Liquefied Petroleum Gas ( LPG )
As An Automotive Fuel
Autogas is the term generally used for Liquefied Petroleum Gas (LPG),
when it is used for the propulsion of road vehicles. It is obtained as
a by-product of the distillation of oil from crude oil and from “wet”
North Sea gas. It is produced in large quantities. A surplus, (to increase
over the next 20 years), of approximately 4 million tonnes per annum is
currently available from the North Sea.
When the gas is pressurised to approximately 7 bar it becomes a liquid and it is in this form that it is pumped into your tank. Compared to petrol, Autogas has a higher octane content (see RON method – Super grade petrol 98 – Lead free 95 – LPG over 100 octane).

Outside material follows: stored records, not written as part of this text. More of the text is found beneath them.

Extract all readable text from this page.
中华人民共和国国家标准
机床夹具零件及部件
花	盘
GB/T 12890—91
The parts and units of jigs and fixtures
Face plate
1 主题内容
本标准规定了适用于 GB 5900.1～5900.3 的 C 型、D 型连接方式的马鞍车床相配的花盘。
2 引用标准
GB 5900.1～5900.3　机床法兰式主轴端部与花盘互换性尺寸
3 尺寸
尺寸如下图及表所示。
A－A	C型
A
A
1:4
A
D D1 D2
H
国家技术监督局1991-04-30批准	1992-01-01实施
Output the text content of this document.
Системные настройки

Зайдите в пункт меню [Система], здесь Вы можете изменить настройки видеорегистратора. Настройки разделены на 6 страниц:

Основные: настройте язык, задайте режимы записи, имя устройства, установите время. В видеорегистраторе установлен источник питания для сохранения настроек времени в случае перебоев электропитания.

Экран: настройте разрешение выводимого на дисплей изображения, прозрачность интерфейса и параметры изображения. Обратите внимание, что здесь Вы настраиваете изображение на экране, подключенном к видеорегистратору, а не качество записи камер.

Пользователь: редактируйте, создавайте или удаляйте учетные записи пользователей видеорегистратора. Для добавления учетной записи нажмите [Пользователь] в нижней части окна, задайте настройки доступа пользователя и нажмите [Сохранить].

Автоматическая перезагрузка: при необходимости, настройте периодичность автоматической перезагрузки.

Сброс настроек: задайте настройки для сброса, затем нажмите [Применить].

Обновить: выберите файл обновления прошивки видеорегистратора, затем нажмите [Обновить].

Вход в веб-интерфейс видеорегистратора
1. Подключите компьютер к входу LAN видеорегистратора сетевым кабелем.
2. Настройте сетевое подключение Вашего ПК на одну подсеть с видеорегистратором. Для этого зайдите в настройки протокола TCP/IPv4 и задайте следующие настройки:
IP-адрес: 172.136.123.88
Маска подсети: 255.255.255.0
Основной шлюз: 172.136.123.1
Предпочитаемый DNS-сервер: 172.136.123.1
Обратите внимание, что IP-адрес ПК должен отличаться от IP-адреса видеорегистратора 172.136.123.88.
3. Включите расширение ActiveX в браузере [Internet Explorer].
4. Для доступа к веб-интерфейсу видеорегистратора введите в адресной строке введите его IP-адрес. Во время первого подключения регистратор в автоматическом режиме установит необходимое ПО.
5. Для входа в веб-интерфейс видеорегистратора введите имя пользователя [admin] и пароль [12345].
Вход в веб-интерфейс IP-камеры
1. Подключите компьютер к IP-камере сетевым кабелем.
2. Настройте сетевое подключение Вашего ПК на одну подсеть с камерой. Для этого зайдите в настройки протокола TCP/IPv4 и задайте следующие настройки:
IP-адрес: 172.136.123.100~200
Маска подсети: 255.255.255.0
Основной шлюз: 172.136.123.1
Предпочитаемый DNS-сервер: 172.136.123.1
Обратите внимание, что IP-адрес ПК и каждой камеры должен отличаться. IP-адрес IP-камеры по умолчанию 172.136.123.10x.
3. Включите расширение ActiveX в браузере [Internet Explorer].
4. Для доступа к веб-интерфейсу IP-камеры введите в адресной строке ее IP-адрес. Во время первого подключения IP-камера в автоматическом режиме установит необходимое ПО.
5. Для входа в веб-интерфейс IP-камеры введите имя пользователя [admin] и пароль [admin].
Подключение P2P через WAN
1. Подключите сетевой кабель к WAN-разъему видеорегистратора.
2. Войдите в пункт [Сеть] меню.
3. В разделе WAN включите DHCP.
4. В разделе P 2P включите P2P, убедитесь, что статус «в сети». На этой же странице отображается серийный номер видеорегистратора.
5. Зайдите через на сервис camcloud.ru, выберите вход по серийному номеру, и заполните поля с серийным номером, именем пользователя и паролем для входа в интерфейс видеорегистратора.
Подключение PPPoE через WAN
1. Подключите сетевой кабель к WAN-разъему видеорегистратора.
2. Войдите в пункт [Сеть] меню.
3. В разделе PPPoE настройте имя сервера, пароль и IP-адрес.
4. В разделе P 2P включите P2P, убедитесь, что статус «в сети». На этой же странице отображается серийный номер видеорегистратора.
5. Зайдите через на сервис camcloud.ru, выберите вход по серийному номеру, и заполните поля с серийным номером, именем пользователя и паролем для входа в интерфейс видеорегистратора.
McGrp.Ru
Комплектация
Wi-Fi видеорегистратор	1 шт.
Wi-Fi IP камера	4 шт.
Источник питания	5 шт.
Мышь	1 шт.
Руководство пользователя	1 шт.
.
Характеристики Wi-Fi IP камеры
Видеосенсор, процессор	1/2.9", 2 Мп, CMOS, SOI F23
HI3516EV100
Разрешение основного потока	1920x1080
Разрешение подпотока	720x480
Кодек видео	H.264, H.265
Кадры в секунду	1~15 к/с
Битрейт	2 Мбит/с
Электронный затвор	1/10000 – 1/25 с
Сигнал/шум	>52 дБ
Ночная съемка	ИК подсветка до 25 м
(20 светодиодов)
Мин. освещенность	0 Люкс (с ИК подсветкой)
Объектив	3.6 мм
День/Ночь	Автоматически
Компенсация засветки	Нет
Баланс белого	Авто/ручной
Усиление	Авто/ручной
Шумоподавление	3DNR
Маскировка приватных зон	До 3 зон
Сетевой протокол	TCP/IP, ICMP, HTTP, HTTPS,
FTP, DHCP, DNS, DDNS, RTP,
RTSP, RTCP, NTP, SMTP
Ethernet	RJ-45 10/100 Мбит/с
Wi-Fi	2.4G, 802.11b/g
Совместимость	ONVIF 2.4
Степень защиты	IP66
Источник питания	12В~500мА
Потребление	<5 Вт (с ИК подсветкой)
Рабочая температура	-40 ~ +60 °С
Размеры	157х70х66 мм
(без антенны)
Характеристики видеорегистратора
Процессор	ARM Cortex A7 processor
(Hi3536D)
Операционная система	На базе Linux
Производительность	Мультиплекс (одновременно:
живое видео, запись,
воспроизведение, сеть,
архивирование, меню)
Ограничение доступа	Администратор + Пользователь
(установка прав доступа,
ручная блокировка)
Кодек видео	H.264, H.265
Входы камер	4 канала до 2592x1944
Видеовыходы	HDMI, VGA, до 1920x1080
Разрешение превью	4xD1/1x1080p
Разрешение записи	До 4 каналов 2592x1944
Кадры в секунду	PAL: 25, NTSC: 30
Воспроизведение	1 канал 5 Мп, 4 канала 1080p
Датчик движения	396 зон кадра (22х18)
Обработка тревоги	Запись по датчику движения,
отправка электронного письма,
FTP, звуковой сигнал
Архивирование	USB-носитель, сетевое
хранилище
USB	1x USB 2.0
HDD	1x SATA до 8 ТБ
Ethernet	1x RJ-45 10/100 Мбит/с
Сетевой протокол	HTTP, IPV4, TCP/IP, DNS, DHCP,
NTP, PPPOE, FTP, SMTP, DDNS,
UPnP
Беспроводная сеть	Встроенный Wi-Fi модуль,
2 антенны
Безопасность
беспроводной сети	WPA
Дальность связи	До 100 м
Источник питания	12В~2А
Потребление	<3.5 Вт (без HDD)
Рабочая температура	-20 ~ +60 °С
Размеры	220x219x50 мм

Advantages over other fuels:
- Autogas as a fuel, is pure gas and is not subject to a cocktail of
chemical additives like petrol.
- The environmental benefits are clear; not only is carbon dioxide
output reduced so particulates are virtually eliminated.
- Because it is already in gaseous form when it enters the combustion
chamber, Autogas burns more efficiently than liquid fuels.
- The life of the engine is extended as a result of the absence of
acids and carbon deposits.
- Autogas, unlike petrol, will not dilute the engine oil, thus increasing
engine protection between services.
- Unlike diesel, you do not have to adjust your driving style. Cold
starting is no problem.
- Engine performance is almost exactly the same as with petrol.
- Autogas eliminates the possibility of theft once in the vehicle,
this problem costs companies millions every year and is set to rise.
- Its weight by volume is half that of water.